Но вот утомительное путешествие по железной дороге позади, Наоми добралась до амьенского вокзала, который находился совсем близко от собора, и по унылым, запруженным солдатами улицам пошла к общежитию медсестер. Там она не смогла заставить себя съесть тарелку убогого варева. В голове тревожно и неотвязно прокручивались аргументы в пользу оправдания Иэна. Клубок доводов сворачивался и разворачивался по собственной воле, почти без ее участия. И она чувствовала, что, если накал страстей возрастет еще хоть на пару градусов, она начнет обращаться с пламенными речами прямо к военнослужащим на улицах. Заснуть в таком состоянии было невозможно. Она знала, что большинство австралийцев судили во Фландрии, и перевод процесса в Амьен был развлечением, которое должно прийтись по душе офицерам военного трибунала. Что, как она надеялась, настроит их доброжелательнее.
Для суда реквизировали комнату в мэрии, и утром Наоми подошла к величественному зданию администрации Французской Республики с двумя крыльями, которые образовывали почти полукруглую площадь, при одном взгляде на это место становилось понятно, что снисхождение вряд ли возможно. Поднявшись по ступеням, она представилась английскому военному полицейскому за стойкой. Тот вписал ее имя в журнал и попросил подождать в коридоре. Сидя на скамейке, она увидела группу растрепанных британских солдат в наручниках, которых ожидал трибунал за нарушение дисциплины, пьянство и дезертирство.

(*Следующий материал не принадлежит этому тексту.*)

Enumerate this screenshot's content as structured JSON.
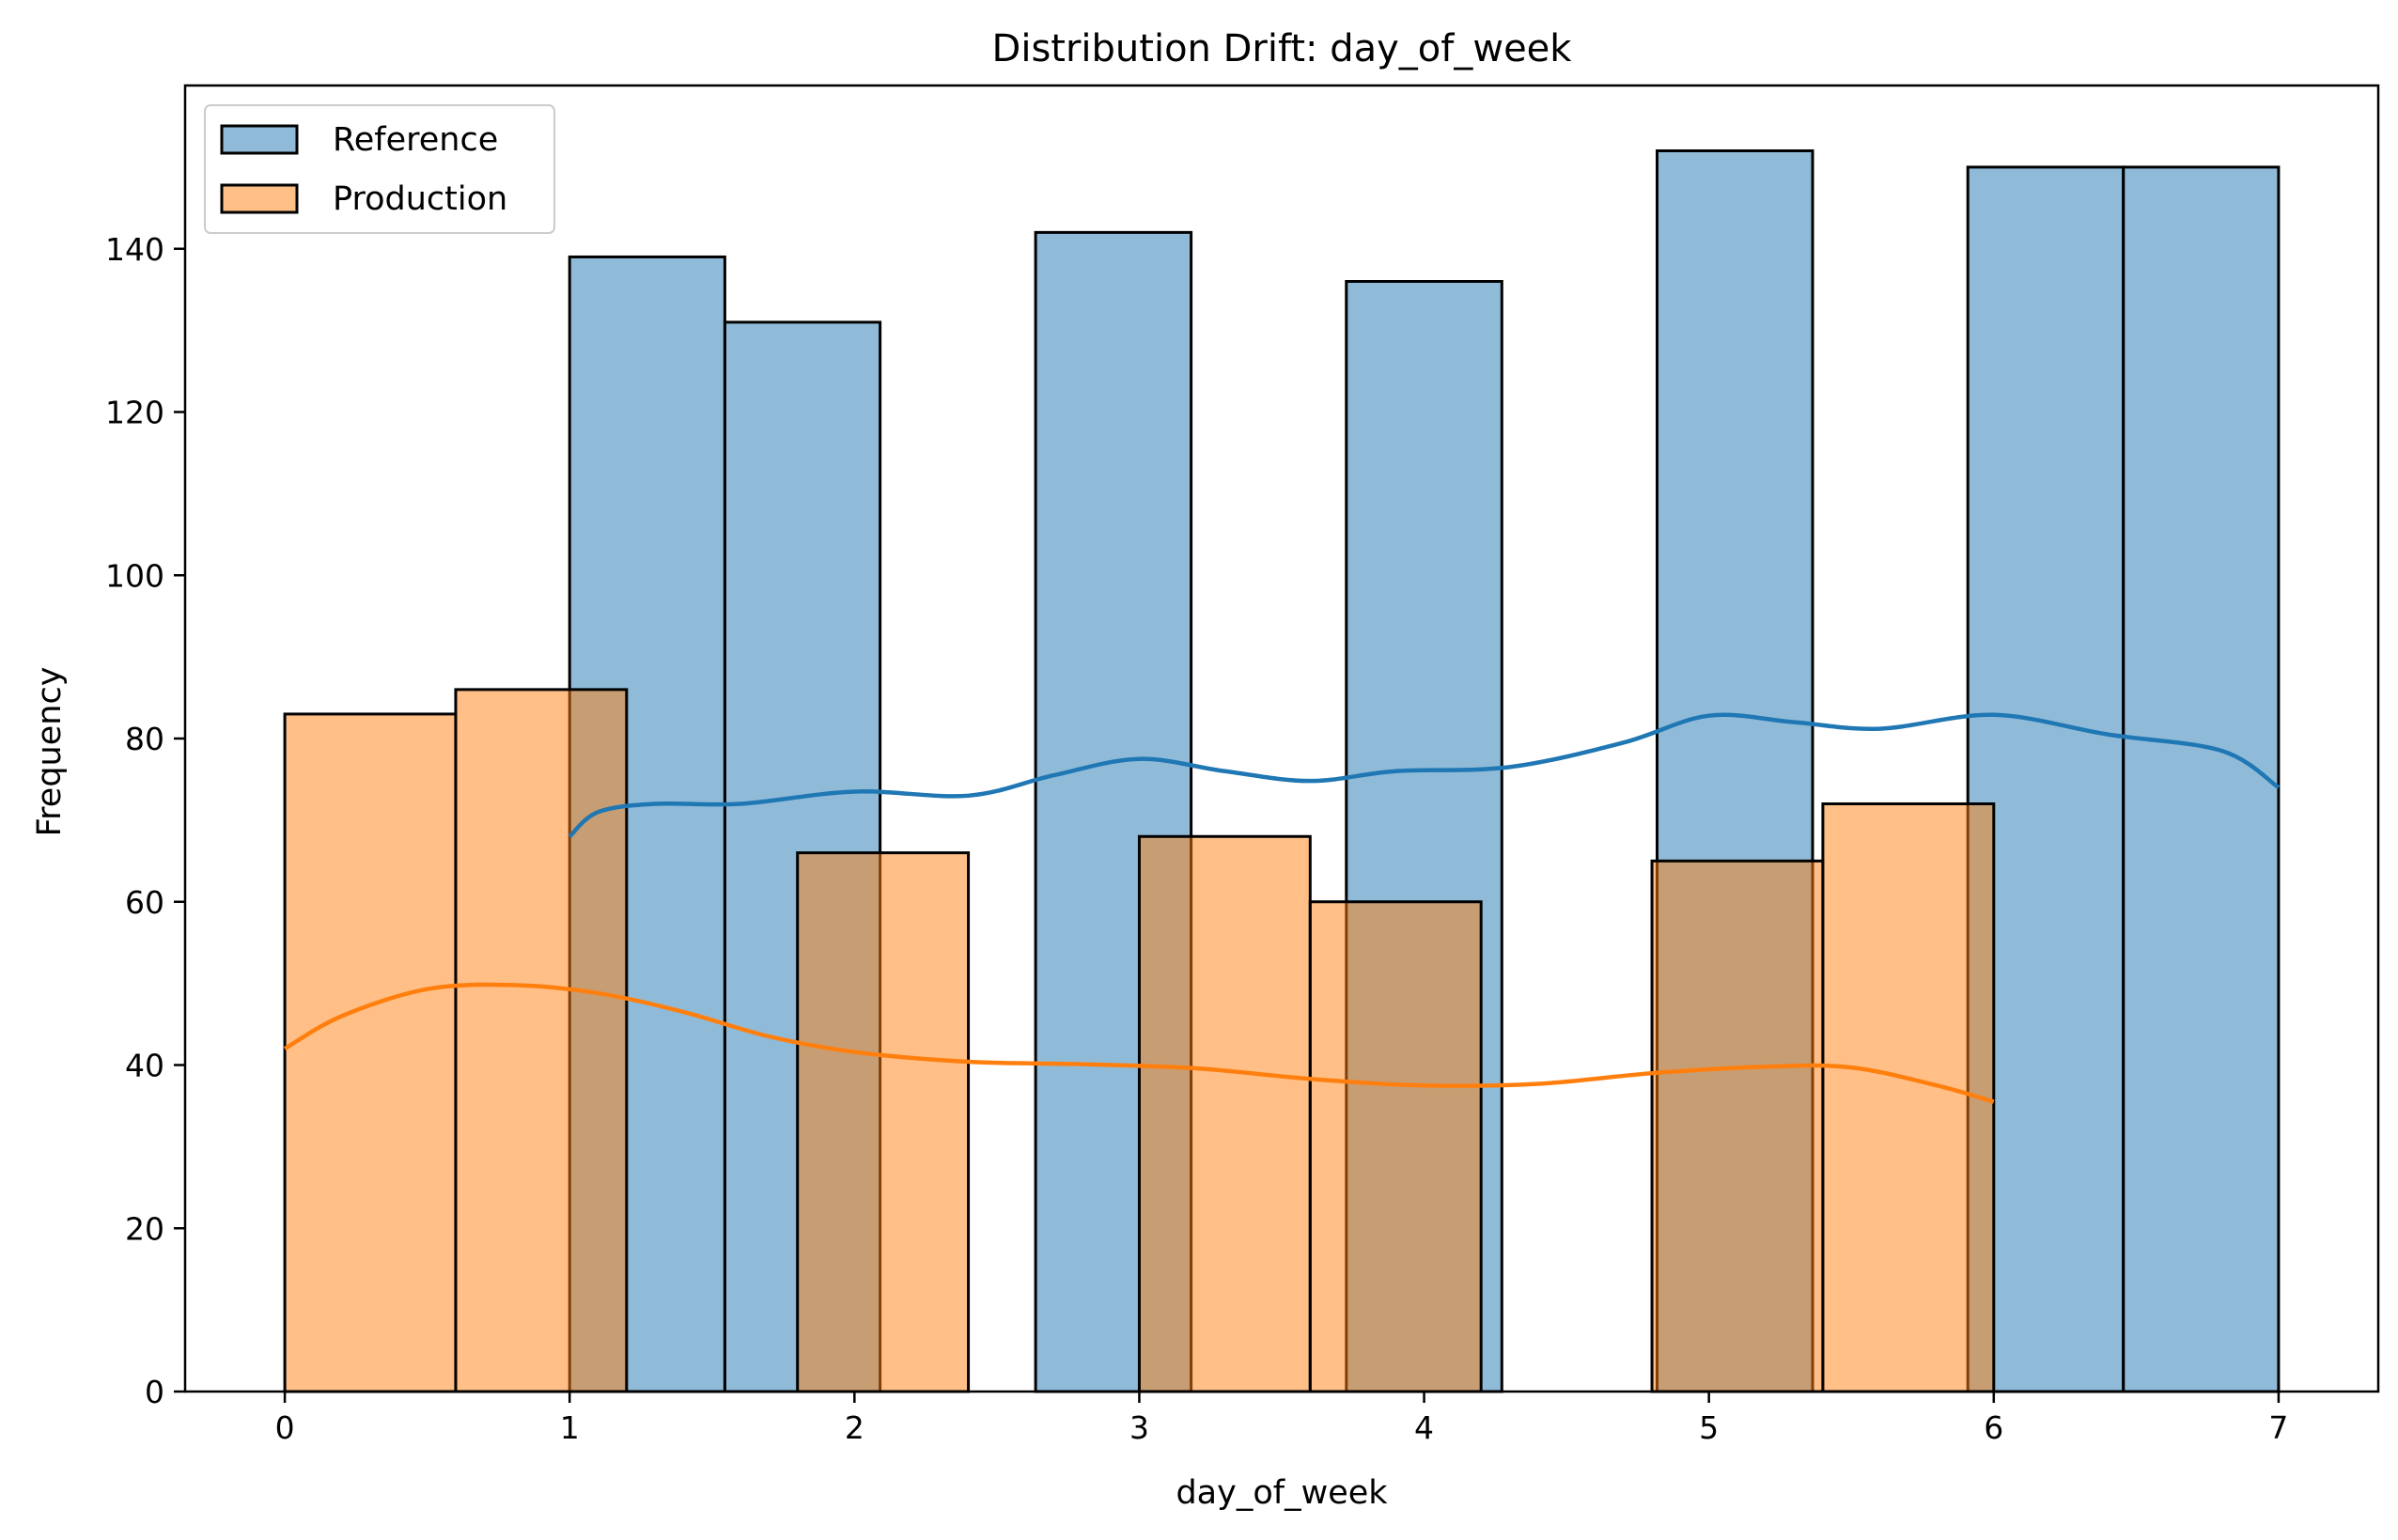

Наконец, к ней подошел австралийский военный полицейский, который спросил, какая погода сопровождала ее в поездке, и повел ее дальше по коридору в безликий зал суда.
Она сразу увидела Иэна. Он стоял за деревянным барьером, отгораживающим часть комнаты. Вид у него был подтянутый. На нем был китель, а вот ремня не было. Должно быть, в этот день ему выдали подтяжки, потому что ему не приходилось унизительно поддерживать брюки. Два офицера сидели за столами в зале суда, а за столом, стоявшим на возвышении, — еще трое моложавого вида офицеров, по-видимому, это и были судьи. Она ожидала, что они окажутся постарше. Но старших отсеяли. Контраст между франтовством судей, тем, как на них сидела форма, и Иэном ее испугал. Она не могла оторвать от них взгляд, пока секретарь военного суда приводил ее к присяге, а потом попросил сесть. Они же тем временем продолжали писать случайные заметки и перешептываться друг с другом, вертясь на своих стульях.